Born in Dumfries, Scotland in 1941, Ralph was educated at Dumfries Academy and the University of Glasgow, where he earned a BSc and PhD in Zoology. In 1966 he and his wife emigrated to Canada, where Ralph had been awarded a Post Doctoral Fellowship with the Fisheries Research Board at the Biological Station in St Andrews, NB, later becoming a permanent member of staff as a research scientist.

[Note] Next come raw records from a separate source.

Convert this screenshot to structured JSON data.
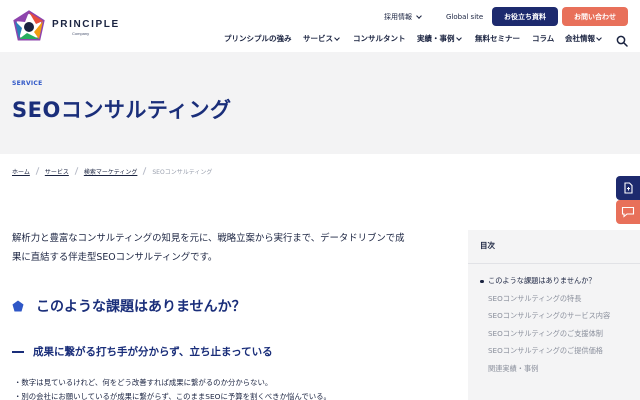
{
  "header": {
    "brand": "PRINCIPLE",
    "brand_sub": "Company",
    "recruit_label": "採用情報",
    "global_label": "Global site",
    "download_label": "お役立ち資料",
    "contact_label": "お問い合わせ",
    "nav": [
      {
        "label": "プリンシプルの強み",
        "has_menu": false
      },
      {
        "label": "サービス",
        "has_menu": true
      },
      {
        "label": "コンサルタント",
        "has_menu": false
      },
      {
        "label": "実績・事例",
        "has_menu": true
      },
      {
        "label": "無料セミナー",
        "has_menu": false
      },
      {
        "label": "コラム",
        "has_menu": false
      },
      {
        "label": "会社情報",
        "has_menu": true
      }
    ],
    "search_icon": "search-icon"
  },
  "hero": {
    "kicker": "SERVICE",
    "title": "SEOコンサルティング"
  },
  "breadcrumb": {
    "items": [
      "ホーム",
      "サービス",
      "検索マーケティング"
    ],
    "current": "SEOコンサルティング"
  },
  "main": {
    "lead_line1": "解析力と豊富なコンサルティングの知見を元に、戦略立案から実行まで、データドリブンで成",
    "lead_line2": "果に直結する伴走型SEOコンサルティングです。",
    "h2": "このような課題はありませんか？",
    "h3": "成果に繋がる打ち手が分からず、立ち止まっている",
    "bullets": [
      "・数字は見ているけれど、何をどう改善すれば成果に繋がるのか分からない。",
      "・別の会社にお願いしているが成果に繋がらず、このままSEOに予算を割くべきか悩んでいる。"
    ]
  },
  "toc": {
    "title": "目次",
    "items": [
      "このような課題はありませんか？",
      "SEOコンサルティングの特長",
      "SEOコンサルティングのサービス内容",
      "SEOコンサルティングのご支援体制",
      "SEOコンサルティングのご提供価格",
      "関連実績・事例"
    ]
  },
  "side_buttons": {
    "doc_icon": "document-icon",
    "chat_icon": "chat-icon"
  },
  "colors": {
    "navy": "#1d2a6e",
    "title_blue": "#1a2e7a",
    "accent_blue": "#2f57c7",
    "orange": "#e8705a",
    "hero_bg": "#f3f3f4"
  }
}
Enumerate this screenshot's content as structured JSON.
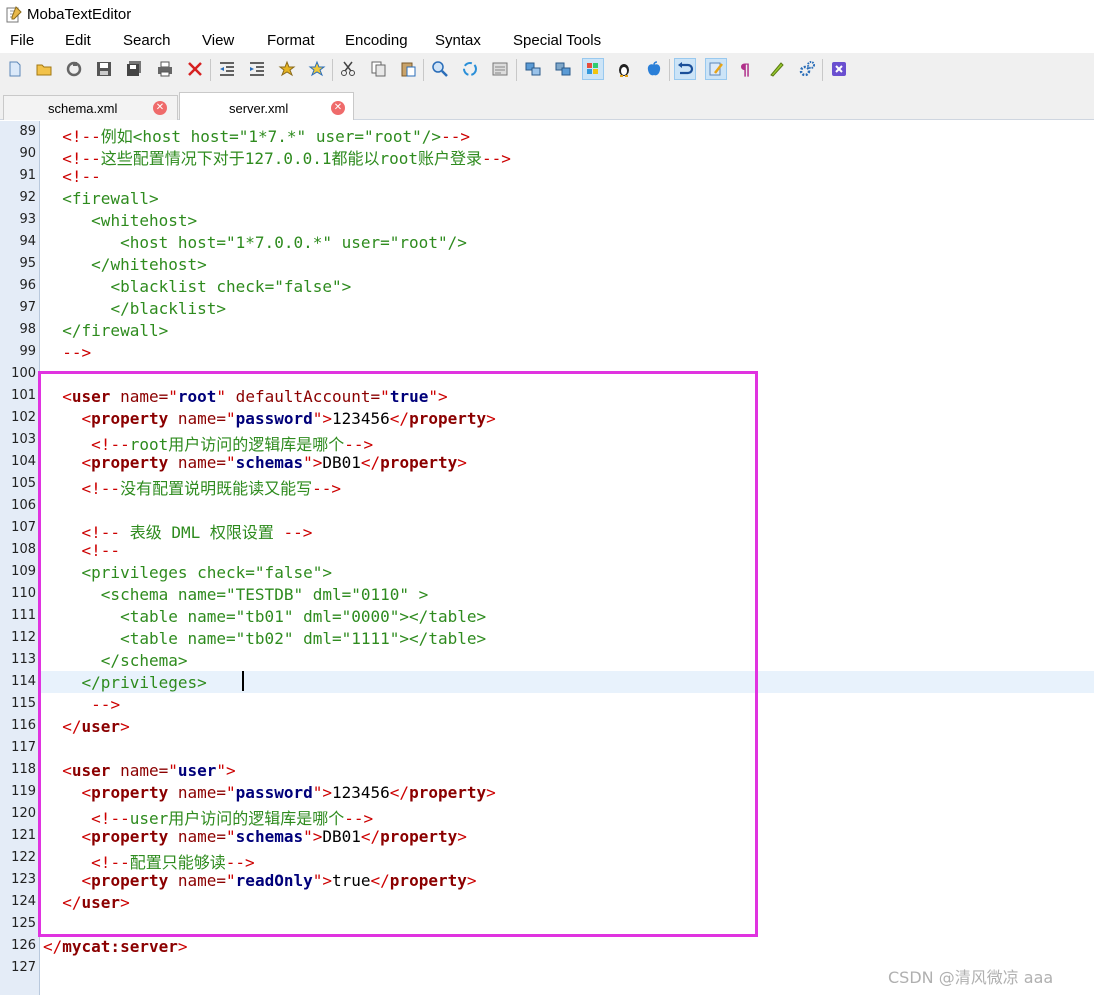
{
  "app": {
    "title": "MobaTextEditor"
  },
  "menu": [
    "File",
    "Edit",
    "Search",
    "View",
    "Format",
    "Encoding",
    "Syntax",
    "Special Tools"
  ],
  "toolbar": {
    "buttons": [
      "new-file-icon",
      "open-folder-icon",
      "reload-icon",
      "save-icon",
      "save-all-icon",
      "print-icon",
      "close-file-icon",
      "unindent-icon",
      "indent-icon",
      "bookmark-icon",
      "bookmark-next-icon",
      "cut-icon",
      "copy-icon",
      "paste-icon",
      "find-icon",
      "replace-icon",
      "goto-icon",
      "split-horizontal-icon",
      "split-vertical-icon",
      "windows-eol-icon",
      "linux-eol-icon",
      "mac-eol-icon",
      "undo-icon",
      "edit-mode-icon",
      "pilcrow-icon",
      "highlighter-icon",
      "settings-icon",
      "exit-icon"
    ]
  },
  "tabs": [
    {
      "label": "schema.xml",
      "active": false
    },
    {
      "label": "server.xml",
      "active": true
    }
  ],
  "editor": {
    "current_line": 114,
    "lines": [
      {
        "num": "89",
        "segs": [
          [
            "i",
            "  "
          ],
          [
            "b",
            "<!--"
          ],
          [
            "c",
            "例如<host host=\"1*7.*\" user=\"root\"/>"
          ],
          [
            "b",
            "-->"
          ]
        ]
      },
      {
        "num": "90",
        "segs": [
          [
            "i",
            "  "
          ],
          [
            "b",
            "<!--"
          ],
          [
            "c",
            "这些配置情况下对于127.0.0.1都能以root账户登录"
          ],
          [
            "b",
            "-->"
          ]
        ]
      },
      {
        "num": "91",
        "segs": [
          [
            "i",
            "  "
          ],
          [
            "b",
            "<!--"
          ]
        ]
      },
      {
        "num": "92",
        "segs": [
          [
            "i",
            "  "
          ],
          [
            "c",
            "<firewall>"
          ]
        ]
      },
      {
        "num": "93",
        "segs": [
          [
            "i",
            "     "
          ],
          [
            "c",
            "<whitehost>"
          ]
        ]
      },
      {
        "num": "94",
        "segs": [
          [
            "i",
            "        "
          ],
          [
            "c",
            "<host host=\"1*7.0.0.*\" user=\"root\"/>"
          ]
        ]
      },
      {
        "num": "95",
        "segs": [
          [
            "i",
            "     "
          ],
          [
            "c",
            "</whitehost>"
          ]
        ]
      },
      {
        "num": "96",
        "segs": [
          [
            "i",
            "       "
          ],
          [
            "c",
            "<blacklist check=\"false\">"
          ]
        ]
      },
      {
        "num": "97",
        "segs": [
          [
            "i",
            "       "
          ],
          [
            "c",
            "</blacklist>"
          ]
        ]
      },
      {
        "num": "98",
        "segs": [
          [
            "i",
            "  "
          ],
          [
            "c",
            "</firewall>"
          ]
        ]
      },
      {
        "num": "99",
        "segs": [
          [
            "i",
            "  "
          ],
          [
            "b",
            "-->"
          ]
        ]
      },
      {
        "num": "100",
        "segs": []
      },
      {
        "num": "101",
        "segs": [
          [
            "i",
            "  "
          ],
          [
            "b",
            "<"
          ],
          [
            "t",
            "user"
          ],
          [
            "a",
            " name="
          ],
          [
            "b",
            "\""
          ],
          [
            "v",
            "root"
          ],
          [
            "b",
            "\""
          ],
          [
            "a",
            " defaultAccount="
          ],
          [
            "b",
            "\""
          ],
          [
            "v",
            "true"
          ],
          [
            "b",
            "\">"
          ]
        ]
      },
      {
        "num": "102",
        "segs": [
          [
            "i",
            "    "
          ],
          [
            "b",
            "<"
          ],
          [
            "t",
            "property"
          ],
          [
            "a",
            " name="
          ],
          [
            "b",
            "\""
          ],
          [
            "v",
            "password"
          ],
          [
            "b",
            "\">"
          ],
          [
            "x",
            "123456"
          ],
          [
            "b",
            "</"
          ],
          [
            "t",
            "property"
          ],
          [
            "b",
            ">"
          ]
        ]
      },
      {
        "num": "103",
        "segs": [
          [
            "i",
            "     "
          ],
          [
            "b",
            "<!--"
          ],
          [
            "c",
            "root用户访问的逻辑库是哪个"
          ],
          [
            "b",
            "-->"
          ]
        ]
      },
      {
        "num": "104",
        "segs": [
          [
            "i",
            "    "
          ],
          [
            "b",
            "<"
          ],
          [
            "t",
            "property"
          ],
          [
            "a",
            " name="
          ],
          [
            "b",
            "\""
          ],
          [
            "v",
            "schemas"
          ],
          [
            "b",
            "\">"
          ],
          [
            "x",
            "DB01"
          ],
          [
            "b",
            "</"
          ],
          [
            "t",
            "property"
          ],
          [
            "b",
            ">"
          ]
        ]
      },
      {
        "num": "105",
        "segs": [
          [
            "i",
            "    "
          ],
          [
            "b",
            "<!--"
          ],
          [
            "c",
            "没有配置说明既能读又能写"
          ],
          [
            "b",
            "-->"
          ]
        ]
      },
      {
        "num": "106",
        "segs": []
      },
      {
        "num": "107",
        "segs": [
          [
            "i",
            "    "
          ],
          [
            "b",
            "<!--"
          ],
          [
            "c",
            " 表级 DML 权限设置 "
          ],
          [
            "b",
            "-->"
          ]
        ]
      },
      {
        "num": "108",
        "segs": [
          [
            "i",
            "    "
          ],
          [
            "b",
            "<!--"
          ]
        ]
      },
      {
        "num": "109",
        "segs": [
          [
            "i",
            "    "
          ],
          [
            "c",
            "<privileges check=\"false\">"
          ]
        ]
      },
      {
        "num": "110",
        "segs": [
          [
            "i",
            "      "
          ],
          [
            "c",
            "<schema name=\"TESTDB\" dml=\"0110\" >"
          ]
        ]
      },
      {
        "num": "111",
        "segs": [
          [
            "i",
            "        "
          ],
          [
            "c",
            "<table name=\"tb01\" dml=\"0000\"></table>"
          ]
        ]
      },
      {
        "num": "112",
        "segs": [
          [
            "i",
            "        "
          ],
          [
            "c",
            "<table name=\"tb02\" dml=\"1111\"></table>"
          ]
        ]
      },
      {
        "num": "113",
        "segs": [
          [
            "i",
            "      "
          ],
          [
            "c",
            "</schema>"
          ]
        ]
      },
      {
        "num": "114",
        "segs": [
          [
            "i",
            "    "
          ],
          [
            "c",
            "</privileges>"
          ]
        ]
      },
      {
        "num": "115",
        "segs": [
          [
            "i",
            "     "
          ],
          [
            "b",
            "-->"
          ]
        ]
      },
      {
        "num": "116",
        "segs": [
          [
            "i",
            "  "
          ],
          [
            "b",
            "</"
          ],
          [
            "t",
            "user"
          ],
          [
            "b",
            ">"
          ]
        ]
      },
      {
        "num": "117",
        "segs": []
      },
      {
        "num": "118",
        "segs": [
          [
            "i",
            "  "
          ],
          [
            "b",
            "<"
          ],
          [
            "t",
            "user"
          ],
          [
            "a",
            " name="
          ],
          [
            "b",
            "\""
          ],
          [
            "v",
            "user"
          ],
          [
            "b",
            "\">"
          ]
        ]
      },
      {
        "num": "119",
        "segs": [
          [
            "i",
            "    "
          ],
          [
            "b",
            "<"
          ],
          [
            "t",
            "property"
          ],
          [
            "a",
            " name="
          ],
          [
            "b",
            "\""
          ],
          [
            "v",
            "password"
          ],
          [
            "b",
            "\">"
          ],
          [
            "x",
            "123456"
          ],
          [
            "b",
            "</"
          ],
          [
            "t",
            "property"
          ],
          [
            "b",
            ">"
          ]
        ]
      },
      {
        "num": "120",
        "segs": [
          [
            "i",
            "     "
          ],
          [
            "b",
            "<!--"
          ],
          [
            "c",
            "user用户访问的逻辑库是哪个"
          ],
          [
            "b",
            "-->"
          ]
        ]
      },
      {
        "num": "121",
        "segs": [
          [
            "i",
            "    "
          ],
          [
            "b",
            "<"
          ],
          [
            "t",
            "property"
          ],
          [
            "a",
            " name="
          ],
          [
            "b",
            "\""
          ],
          [
            "v",
            "schemas"
          ],
          [
            "b",
            "\">"
          ],
          [
            "x",
            "DB01"
          ],
          [
            "b",
            "</"
          ],
          [
            "t",
            "property"
          ],
          [
            "b",
            ">"
          ]
        ]
      },
      {
        "num": "122",
        "segs": [
          [
            "i",
            "     "
          ],
          [
            "b",
            "<!--"
          ],
          [
            "c",
            "配置只能够读"
          ],
          [
            "b",
            "-->"
          ]
        ]
      },
      {
        "num": "123",
        "segs": [
          [
            "i",
            "    "
          ],
          [
            "b",
            "<"
          ],
          [
            "t",
            "property"
          ],
          [
            "a",
            " name="
          ],
          [
            "b",
            "\""
          ],
          [
            "v",
            "readOnly"
          ],
          [
            "b",
            "\">"
          ],
          [
            "x",
            "true"
          ],
          [
            "b",
            "</"
          ],
          [
            "t",
            "property"
          ],
          [
            "b",
            ">"
          ]
        ]
      },
      {
        "num": "124",
        "segs": [
          [
            "i",
            "  "
          ],
          [
            "b",
            "</"
          ],
          [
            "t",
            "user"
          ],
          [
            "b",
            ">"
          ]
        ]
      },
      {
        "num": "125",
        "segs": []
      },
      {
        "num": "126",
        "segs": [
          [
            "b",
            "</"
          ],
          [
            "t",
            "mycat:server"
          ],
          [
            "b",
            ">"
          ]
        ]
      },
      {
        "num": "127",
        "segs": []
      }
    ]
  },
  "watermark": "CSDN @清风微凉 aaa",
  "colors": {
    "highlight_box": "#e033e0",
    "gutter": "#e4ecf7",
    "current_line": "#e8f2fc"
  }
}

His work on the dynamics of marine fish populations led him to involvement first with ICNAF (International Commission for the Northwest Atlantic Fisheries) where he contributed to its research and statistics group. He was also very active in ICNAF’s successor NAFO (Northwest Atlantic Fisheries Organization), an international body giving scientific advice to ensure conservation and sustainable use of fisheries resources. As chief of the Marine Fish Division, Scotia Fundy Region, he moved to the Bedford Institute of Oceanography in Dartmouth in 1976, where he worked until his retirement in 2003. He served a term as Chairman of CAFSAC (Canadian Atlantic Fisheries Scientific Advisory Council) but a few years before retirement left administrative positions to return to research, which was what he loved. He was awarded both the Queen’s Silver and Golden Jubilee medals for services to Canadian fisheries. After retirement he and his good friend and colleague of many years Allenby Pinhorn, also a retired research scientist, collaborated on several scientific papers, both of them reluctant to give up the research they enjoyed so much.
Ralph is survived by his wife Anne, his daughters Ruth Halliday-Hughes (James) and Susan Halliday Mahar (Daryl), and by his grandson Owen Mahar.
Cremation has taken place, and as Ralph wished there will be no funeral.